Выбрать главу

Луэлла схватилась одной рукой за бластер, а другой начала листать что-то видимое ей одной в системе.

- А ну стоять! – наконец приказала она, отмахнувшись от системных экранов, и достала бластер из кобуры.

Мы остановились.

- Это что за, мать вашу, инвалидная команда?

- Конгломерация Бэ-шесть, - прокричал я, - Мы согласны работать без хлеба.

Мао кивнул утвердительно, локтем осторожно тесня дрона, который завис у самого его уха. Наверное, рассмотреть хотел получше.

Все слова надо было говорить точно, без изменений. «Бэ-шесть ликвидировали давно, но Луэлле плевать. Если вы будете жрать со свалки, ей не нужны ваши айди. Теоретически, вас нет. А желтушка, которую вы найдете – есть». Лич еще покривился, почесался и добавил: «Были тут эскапаты вроде вас. Она их принимала». «А потом что?» Лич дернул плечом и посмотрел на мои галоши. «Эскапаты чокнутые. Ушли, или дроны их пристрелили. За воровство». Мао выразительно посмотрел на меня. «Мы – не чокнутые, - твердо сказал я, - мы согласны работать без хлеба».

Короче, как Лич сказал, так и вышло. Луэлла выдала нам проходные значки, чтобы дроны от нас отвязались (такие значки крепят к танчикам, так что мы стали вроде как и не люди), и королевским жестом обвела барханы вокруг:

- Где жить и что жрать решайте сами. В восемь утра построение, в восемь вечера сдаете желтушку и хлам. Норма – десять кило микросхем, полтора грамма желтушки. Если меньше, идете на хрен.

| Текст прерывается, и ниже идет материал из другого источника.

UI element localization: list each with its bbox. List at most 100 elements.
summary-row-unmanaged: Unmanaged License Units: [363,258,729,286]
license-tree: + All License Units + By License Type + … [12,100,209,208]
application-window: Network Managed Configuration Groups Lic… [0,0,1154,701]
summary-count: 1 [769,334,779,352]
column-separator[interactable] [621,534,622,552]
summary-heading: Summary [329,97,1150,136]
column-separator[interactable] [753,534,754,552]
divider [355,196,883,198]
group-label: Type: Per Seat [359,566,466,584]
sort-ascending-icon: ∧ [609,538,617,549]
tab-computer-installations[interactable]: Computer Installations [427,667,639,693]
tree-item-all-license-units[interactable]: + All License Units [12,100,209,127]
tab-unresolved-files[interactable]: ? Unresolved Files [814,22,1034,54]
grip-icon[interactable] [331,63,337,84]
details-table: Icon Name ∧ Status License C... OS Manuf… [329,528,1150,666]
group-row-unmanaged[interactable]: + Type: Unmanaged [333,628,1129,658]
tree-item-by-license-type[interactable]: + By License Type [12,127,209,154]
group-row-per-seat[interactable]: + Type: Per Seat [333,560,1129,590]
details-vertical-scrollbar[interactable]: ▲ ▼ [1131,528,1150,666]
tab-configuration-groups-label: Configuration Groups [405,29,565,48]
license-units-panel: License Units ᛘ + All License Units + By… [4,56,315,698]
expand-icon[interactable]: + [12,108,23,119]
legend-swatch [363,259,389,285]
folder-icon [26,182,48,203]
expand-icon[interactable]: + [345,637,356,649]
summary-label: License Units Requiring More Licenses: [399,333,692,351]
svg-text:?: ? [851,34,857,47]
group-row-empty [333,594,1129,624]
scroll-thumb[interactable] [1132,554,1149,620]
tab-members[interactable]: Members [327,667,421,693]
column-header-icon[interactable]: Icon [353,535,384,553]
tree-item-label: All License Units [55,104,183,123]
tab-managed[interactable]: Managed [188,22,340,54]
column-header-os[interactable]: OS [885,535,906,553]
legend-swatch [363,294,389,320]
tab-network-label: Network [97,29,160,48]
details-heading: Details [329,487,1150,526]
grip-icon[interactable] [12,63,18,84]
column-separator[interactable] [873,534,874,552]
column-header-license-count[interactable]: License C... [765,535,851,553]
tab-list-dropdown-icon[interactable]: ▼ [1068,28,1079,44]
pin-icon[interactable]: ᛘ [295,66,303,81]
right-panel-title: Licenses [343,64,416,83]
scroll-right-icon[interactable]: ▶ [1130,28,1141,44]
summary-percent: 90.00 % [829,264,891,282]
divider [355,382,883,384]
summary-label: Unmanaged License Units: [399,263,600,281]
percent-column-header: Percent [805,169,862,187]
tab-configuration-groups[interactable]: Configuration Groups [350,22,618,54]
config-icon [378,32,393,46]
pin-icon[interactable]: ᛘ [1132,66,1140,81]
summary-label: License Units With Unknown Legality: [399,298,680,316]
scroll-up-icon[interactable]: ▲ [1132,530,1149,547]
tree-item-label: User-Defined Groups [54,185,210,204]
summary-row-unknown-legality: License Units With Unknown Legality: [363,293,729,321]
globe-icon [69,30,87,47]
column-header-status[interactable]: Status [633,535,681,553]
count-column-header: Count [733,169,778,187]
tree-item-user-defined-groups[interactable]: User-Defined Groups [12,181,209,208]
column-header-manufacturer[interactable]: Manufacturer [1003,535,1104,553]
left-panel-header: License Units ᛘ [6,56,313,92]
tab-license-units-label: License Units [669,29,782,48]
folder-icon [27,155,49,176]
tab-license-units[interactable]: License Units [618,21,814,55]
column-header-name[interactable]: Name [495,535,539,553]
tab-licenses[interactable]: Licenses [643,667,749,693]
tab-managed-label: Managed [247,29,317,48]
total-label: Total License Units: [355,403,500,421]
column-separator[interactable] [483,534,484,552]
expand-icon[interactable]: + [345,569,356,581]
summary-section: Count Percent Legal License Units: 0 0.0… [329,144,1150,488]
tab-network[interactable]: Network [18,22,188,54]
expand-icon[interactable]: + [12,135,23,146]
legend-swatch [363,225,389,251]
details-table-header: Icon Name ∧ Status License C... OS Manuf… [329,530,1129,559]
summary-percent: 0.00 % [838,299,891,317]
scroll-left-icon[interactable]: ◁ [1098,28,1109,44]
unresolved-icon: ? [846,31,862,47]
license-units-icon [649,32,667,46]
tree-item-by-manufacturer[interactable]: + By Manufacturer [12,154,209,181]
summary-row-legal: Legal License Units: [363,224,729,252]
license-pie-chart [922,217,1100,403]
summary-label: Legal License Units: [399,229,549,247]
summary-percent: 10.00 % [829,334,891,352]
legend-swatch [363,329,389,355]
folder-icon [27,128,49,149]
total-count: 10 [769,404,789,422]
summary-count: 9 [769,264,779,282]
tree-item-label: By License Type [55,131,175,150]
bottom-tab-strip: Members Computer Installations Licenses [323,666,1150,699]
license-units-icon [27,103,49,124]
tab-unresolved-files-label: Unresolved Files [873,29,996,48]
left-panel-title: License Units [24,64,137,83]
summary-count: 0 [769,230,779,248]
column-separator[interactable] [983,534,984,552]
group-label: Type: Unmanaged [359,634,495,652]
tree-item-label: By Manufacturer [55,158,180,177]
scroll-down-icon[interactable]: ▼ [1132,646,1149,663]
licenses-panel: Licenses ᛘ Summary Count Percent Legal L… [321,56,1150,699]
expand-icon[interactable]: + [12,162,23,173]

Тут она похлопала себя по правой кобуре.

- Понятно, - сказали мы.

Микросхемы, или хлам, были везде, в любой категории, кроме D и Е. Еда и одежда. То есть, это для нас – еда и одежда, а для роботов – «органика». Круглые сутки из огромной трубы, которая торчала из стены башни метрах в пяти над свалкой, сыпался мусор в черных мешках. Первый уровень сортировки – работа для танчиков. Они все делили на пять категорий и свозили в пять огромных куч. Потом за дело брались мы. Нужно было находить и выковыривать из пластика, металла и стекла рыбьи чешуйки – микросхемы, складывать их в большие коробки и тащить к будке Луэллы. Там Ва-Тян их взвешивала и заносила показания своим железным пальцем на доску. Желтушку взвешивала сама Луэлла, под присмотром четырех камер и двух дронов, жужжащих над столом, как мухи.

Желтушка – это такая штука, которая… «Материальный след искина». В общем, мы с Мао так и не поняли, для чего она и как получается, мы знали, как ее найти и собрать. На отработанных микросхемах, иногда – на пластике или стекле, никогда – на органике или металле, нарастала иногда такая желтая плесень. Маленькими точками, по кругу, как грибница. Надо было ее соскрести специальным ножиком и собрать в специальный пакетик. Два грамма желтушки – это очень много, иной раз и полтора за весь день не набиралось, пока Мао не подружился с крысами.

Кроме крыс на свалке никакой живности не водилось. И на многие километры от свалки – тоже, я думаю. Так что о зайцах на костре пришлось забыть. Я попробовал одну крысу, как ни отговаривал меня Мао – чуть не умер. Уж не знаю, чем они здесь питались, но вырастали совершенно несъедобные. Приходилось жрать категорию Е. А танчики пихали туда все подряд - и собачье дерьмо, и засохшие цветки с землей в горшках. Но это я позже начал носом крутить. А в первое время нам казалось, что мы в раю. Немножко вонючем, но изобильном.

Даже Мао перестал на ночь бурчать «Wer zu Lebzeit gut auf Erden», и выучил «Знаешь ли ты».

Во-первых, зима не добралась до ханьских гор, застряла где-то в степи, и днем на солнышке было даже жарко. Мы нашли себе в категории D настоящие сатанинские футболки и шорты, почти новые, и настоящие ботинки. Вернее, я нашел, а Мао остался в галошах, потому что его размера нам до сих пор не попадалось. Среди остальных отбросов носить шмотки со свалки считалось позором, но если тебя не спалили, то ладно. Только Ва-тян делала это открыто, так с ее репутацией и терять было нечего. По правилам, за месяц можно ути-лизовать не больше десяти кило вещей со свалки, за этим следили дроны. Кроме микросхем и желтушки, конечно. Органики можно брать сколько хочешь, только никто ее не брал, кроме нас, потому что остальные работали «за хлеб». В столовке им выдавали еду в картонных коробках, и жили они в длинном дощатом бараке. Этот барак после девяти запирался специальным электронным замком, и никто из них не мог выйти и шляться по свалке в темноте, кроме нас и Лича.